We create a extension.py
file with the following code.
We need only to create an Extension
object, whose documentation you can check here.
-
python extension.py build
- To compile the extension. -
python extension.py install
- To install the extension as a python package.
from distutils.core import setup, Extension
import os
os.environ['CFLAGS'] = '-mavx'
module1 = Extension(
'matmul',
define_macros = [('MAJOR_VERSION', '1'),
('MINOR_VERSION', '0')],
include_dirs = ['/usr/local/include'],
library_dirs = ['/usr/local/lib'],
sources = ['matmul.c'],
extra_compile_args=["-mavx", "-O3"]
)
setup (name = 'matmul',
version = '1.0',
description = 'This is a demo package',
author = 'Andre Fernandes',
author_email = 'fernandoandre49@gmail.com',
url = 'https://docs.python.org/extending/building',
long_description = '''
This is really just a demo package.
''',
ext_modules = [module1],
)
Using the extension
We’ll initialize 2 random squared matrices with 200*200 elements.

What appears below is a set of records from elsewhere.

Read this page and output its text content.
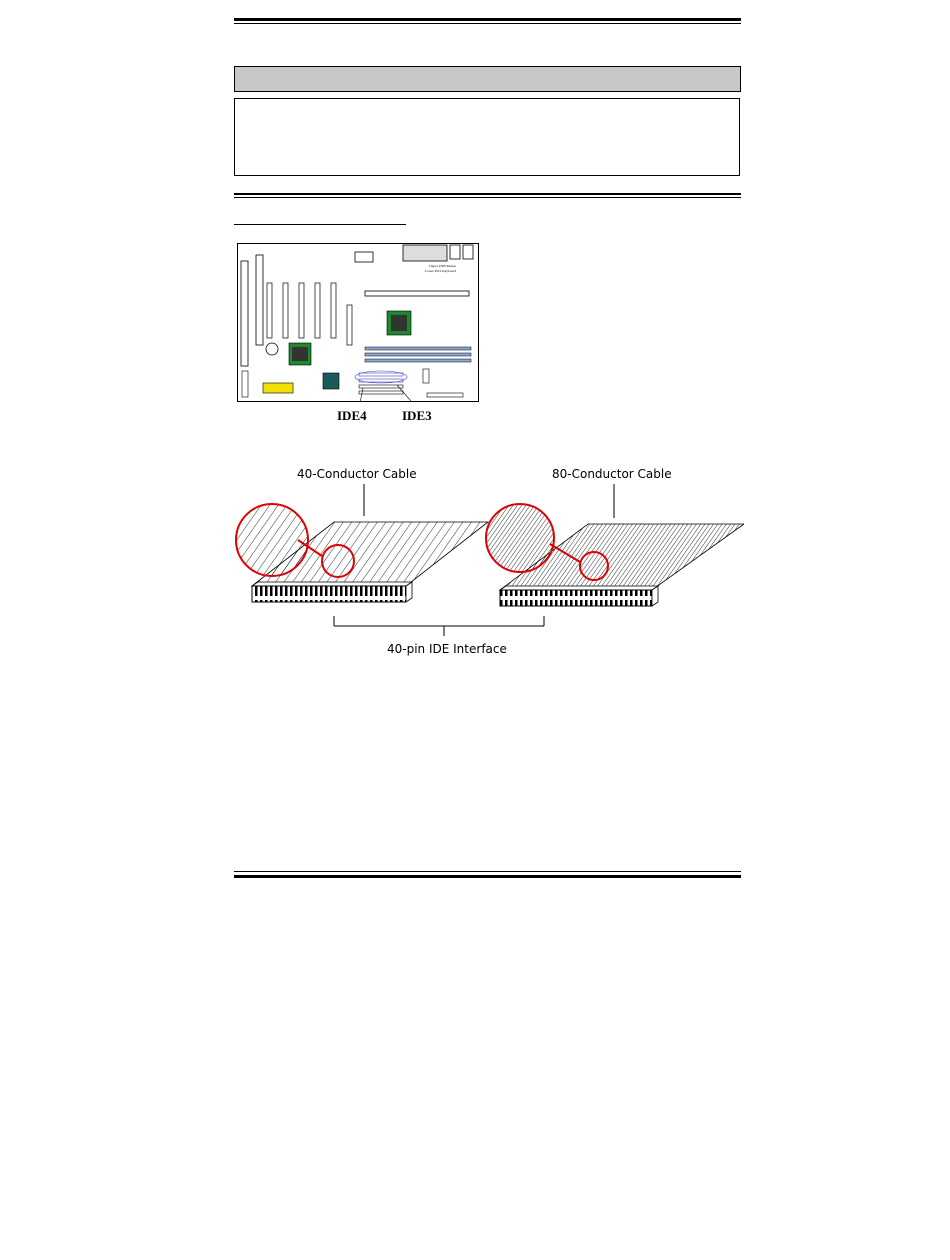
Upper USB Mouse
Lower PS/2 Keyboard
IDE4	IDE3
40-Conductor Cable	80-Conductor Cable
40-pin IDE Interface
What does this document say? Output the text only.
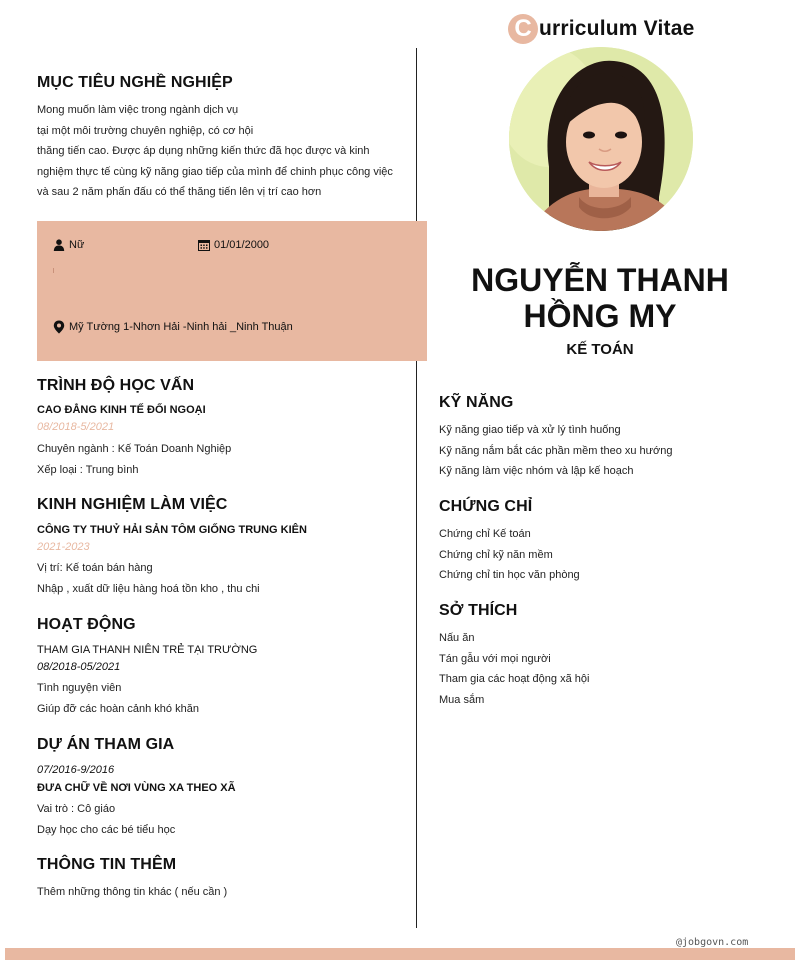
C urriculum Vitae
MỤC TIÊU NGHỀ NGHIỆP
Mong muốn làm việc trong ngành dịch vụ
tại một môi trường chuyên nghiệp, có cơ hội
thăng tiến cao. Được áp dụng những kiến thức đã học được và kinh
nghiệm thực tế cùng kỹ năng giao tiếp của mình để chinh phục công việc
và sau 2 năm phấn đấu có thể thăng tiến lên vị trí cao hơn
Nữ	01/01/2000
Mỹ Tường 1-Nhơn Hải -Ninh hải _Ninh Thuận
NGUYỄN THANH
HỒNG MY
KẾ TOÁN
TRÌNH ĐỘ HỌC VẤN
CAO ĐẲNG KINH TẾ ĐỐI NGOẠI
08/2018-5/2021
Chuyên ngành : Kế Toán Doanh Nghiệp
Xếp loại : Trung bình
KINH NGHIỆM LÀM VIỆC
CÔNG TY THUỶ HẢI SẢN TÔM GIỐNG TRUNG KIÊN
2021-2023
Vị trí: Kế toán bán hàng
Nhập , xuất dữ liệu hàng hoá tồn kho , thu chi
HOẠT ĐỘNG
THAM GIA THANH NIÊN TRẺ TẠI TRƯỜNG
08/2018-05/2021
Tình nguyện viên
Giúp đỡ các hoàn cảnh khó khăn
DỰ ÁN THAM GIA
07/2016-9/2016
ĐƯA CHỮ VỀ NƠI VÙNG XA THEO XÃ
Vai trò : Cô giáo
Dạy học cho các bé tiểu học
THÔNG TIN THÊM
Thêm những thông tin khác ( nếu cần )
KỸ NĂNG
Kỹ năng giao tiếp và xử lý tình huống
Kỹ năng nắm bắt các phần mềm theo xu hướng
Kỹ năng làm việc nhóm và lập kế hoạch
CHỨNG CHỈ
Chứng chỉ Kế toán
Chứng chỉ kỹ năn mềm
Chứng chỉ tin học văn phòng
SỞ THÍCH
Nấu ăn
Tán gẫu với mọi người
Tham gia các hoạt động xã hội
Mua sắm
@jobgovn.com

We also created a function in python to compute a matrix multiplication of the previous matrices. Then, we time the 2 exections, the C extension and the standard python one.
import matmul
import timeit
import random
MAT_SIZE = 200
first = [[random.randint(1, 100)] * MAT_SIZE for _ in range(MAT_SIZE)]
second = [[random.randint(1, 100)] * MAT_SIZE for _ in range(MAT_SIZE)]
def python_matmul(X, Y):
result = [
[0]*len(X)
for _ in range(len(X))
]
for i in range(len(X)):
for j in range(len(Y[0])):
for k in range(len(Y)):
result[i][j] += X[i][k] * Y[k][j]
return result
time_took_python_ms = timeit.timeit(lambda: python_matmul(first, second), number=5) * 1000
time_took_matmul_ms = timeit.timeit(lambda: matmul.matmul(first, second), number=5) * 1000
print(f"Python took {time_took_python_ms} ms.")
print(f"Simple C extension took {time_took_matmul_ms} ms."
Python took 4549.059671999203 ms. Simple C extension took 1533.0800699994143 ms.